Indonesia and Malaysia both faced pronounced challenges in the final quarter of the year. Intensified monsoon rains disrupted tapping schedules and slowed the movement of raw materials to processing facilities. Q4 production losses in both countries are estimated at around 15%. In Indonesia, export volumes fell sharply from 141,000 tons in September to 117,000 tons in October, underscoring increasing vulnerability within logistics and transport infrastructure.

Vietnam, despite experiencing seven typhoons during 2025, demonstrated comparatively greater resilience. Because many storms occurred before the primary tapping season, annual production declined by only around 2%. However, Q4 output still contracted by approximately 8%, reflecting the cumulative impact of weather disruptions later in the year.

Market Dynamics: Firm Prices, Constrained Supply

Despite reduced production volumes, global natural rubber prices remained relatively supportive throughout much of 2025. This created a notable paradox: lower physical supply coinciding with strong export revenues.

In February 2025, Thailand recorded its highest monthly rubber export earnings in eight years, reaching US$577.1 million, supported by STR20 prices trading above US$2,000 per metric ton. Vietnam also reported a more than 10% increase in export value during the first nine months of the year, even as shipment volumes remained largely flat.

By late Q4, however, the physical constraints of prolonged rainfall, waterlogged plantations, and reduced tapping days began to exert greater influence. Buyers—particularly in China—responded by advancing purchases in October, aiming to secure supply ahead of anticipated shortages in early 2026.

Looking Ahead: Adapting to a New Climate Baseline

The experience of 2025 suggests the industry is adjusting to a structural shift rather than an isolated anomaly. With global temperatures temporarily breaching 1.5°C above pre-industrial levels and Asia warming at nearly twice the global average, climate volatility is becoming a defining feature of the operating environment.

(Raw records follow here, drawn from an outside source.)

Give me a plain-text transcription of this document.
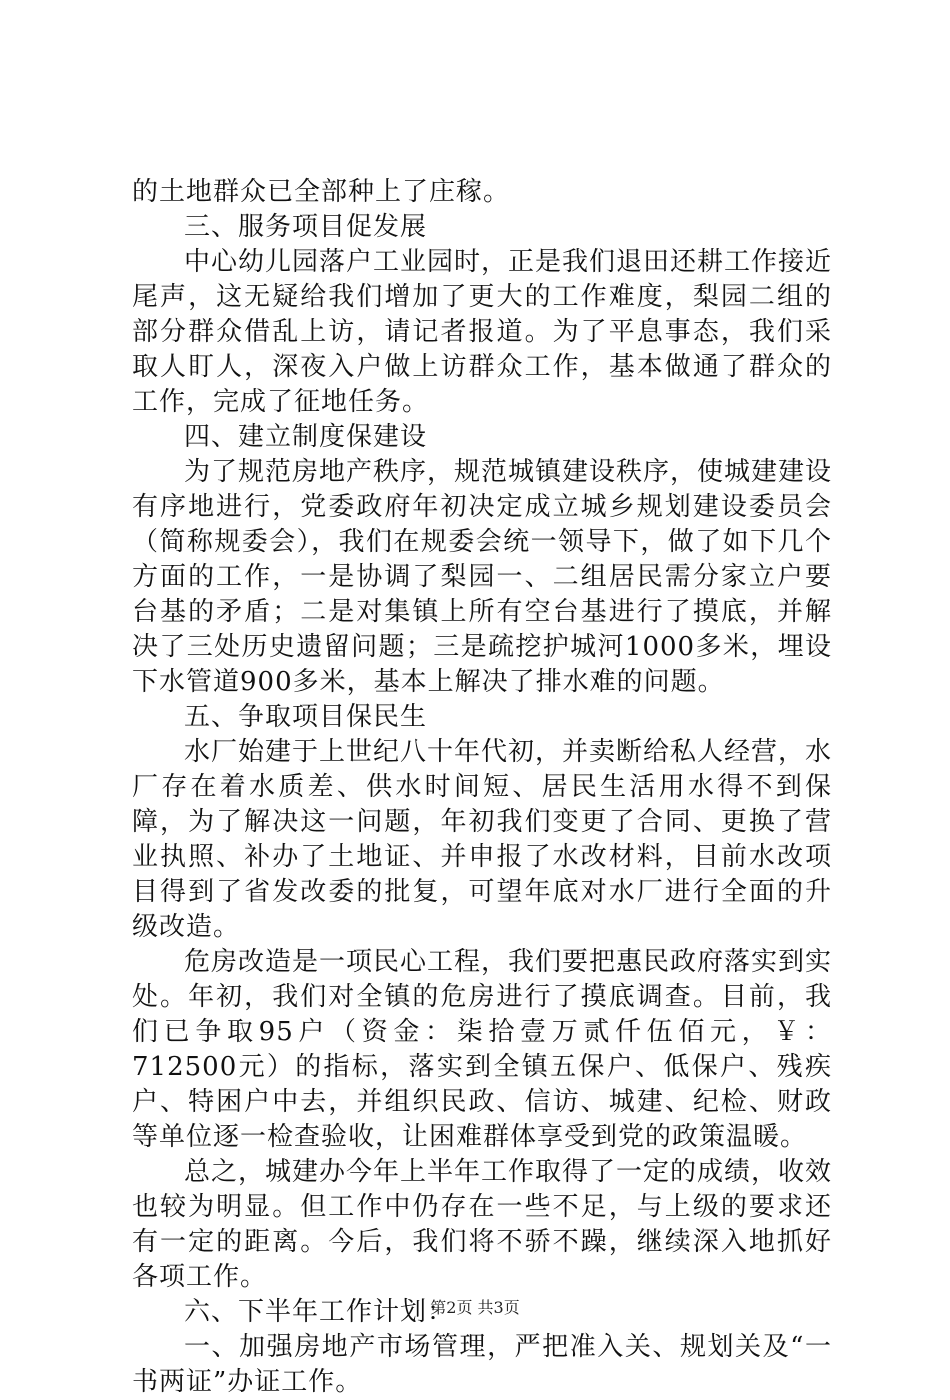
的土地群众已全部种上了庄稼。

三、服务项目促发展

中心幼儿园落户工业园时，正是我们退田还耕工作接近尾声，这无疑给我们增加了更大的工作难度，梨园二组的部分群众借乱上访，请记者报道。为了平息事态，我们采取人盯人，深夜入户做上访群众工作，基本做通了群众的工作，完成了征地任务。

四、建立制度保建设

为了规范房地产秩序，规范城镇建设秩序，使城建建设有序地进行，党委政府年初决定成立城乡规划建设委员会（简称规委会），我们在规委会统一领导下，做了如下几个方面的工作，一是协调了梨园一、二组居民需分家立户要台基的矛盾；二是对集镇上所有空台基进行了摸底，并解决了三处历史遗留问题；三是疏挖护城河1000多米，埋设下水管道900多米，基本上解决了排水难的问题。

五、争取项目保民生

水厂始建于上世纪八十年代初，并卖断给私人经营，水厂存在着水质差、供水时间短、居民生活用水得不到保障，为了解决这一问题，年初我们变更了合同、更换了营业执照、补办了土地证、并申报了水改材料，目前水改项目得到了省发改委的批复，可望年底对水厂进行全面的升级改造。

危房改造是一项民心工程，我们要把惠民政府落实到实处。年初，我们对全镇的危房进行了摸底调查。目前，我们已争取95户（资金：柒拾壹万贰仟伍佰元，￥：712500元）的指标，落实到全镇五保户、低保户、残疾户、特困户中去，并组织民政、信访、城建、纪检、财政等单位逐一检查验收，让困难群体享受到党的政策温暖。

总之，城建办今年上半年工作取得了一定的成绩，收效也较为明显。但工作中仍存在一些不足，与上级的要求还有一定的距离。今后，我们将不骄不躁，继续深入地抓好各项工作。

六、下半年工作计划：

一、加强房地产市场管理，严把准入关、规划关及“一书两证”办证工作。

第2页 共3页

La Niña conditions are forecast to persist into the first half of 2026, reinforcing the need for proactive adaptation. For producers, traders, and buyers, resilience will increasingly depend on:

  • Improved early-warning systems to support plantation-level planning
  • Infrastructure investment, particularly in drainage and transport resilience
  • Enhanced supply chain transparency to manage weather-related disruptions more effectively

For market participants, these developments highlight the growing importance of diversified sourcing strategies, forward planning, and close coordination across the supply chain.

As Southeast Asia’s rubber market becomes more closely tied to climatic conditions, the ability to manage environmental risk is emerging as a core commercial capability—alongside quality, reliability, and pricing. The companies best positioned for long-term success will be those that integrate climate resilience into both operational planning and strategic decision-making.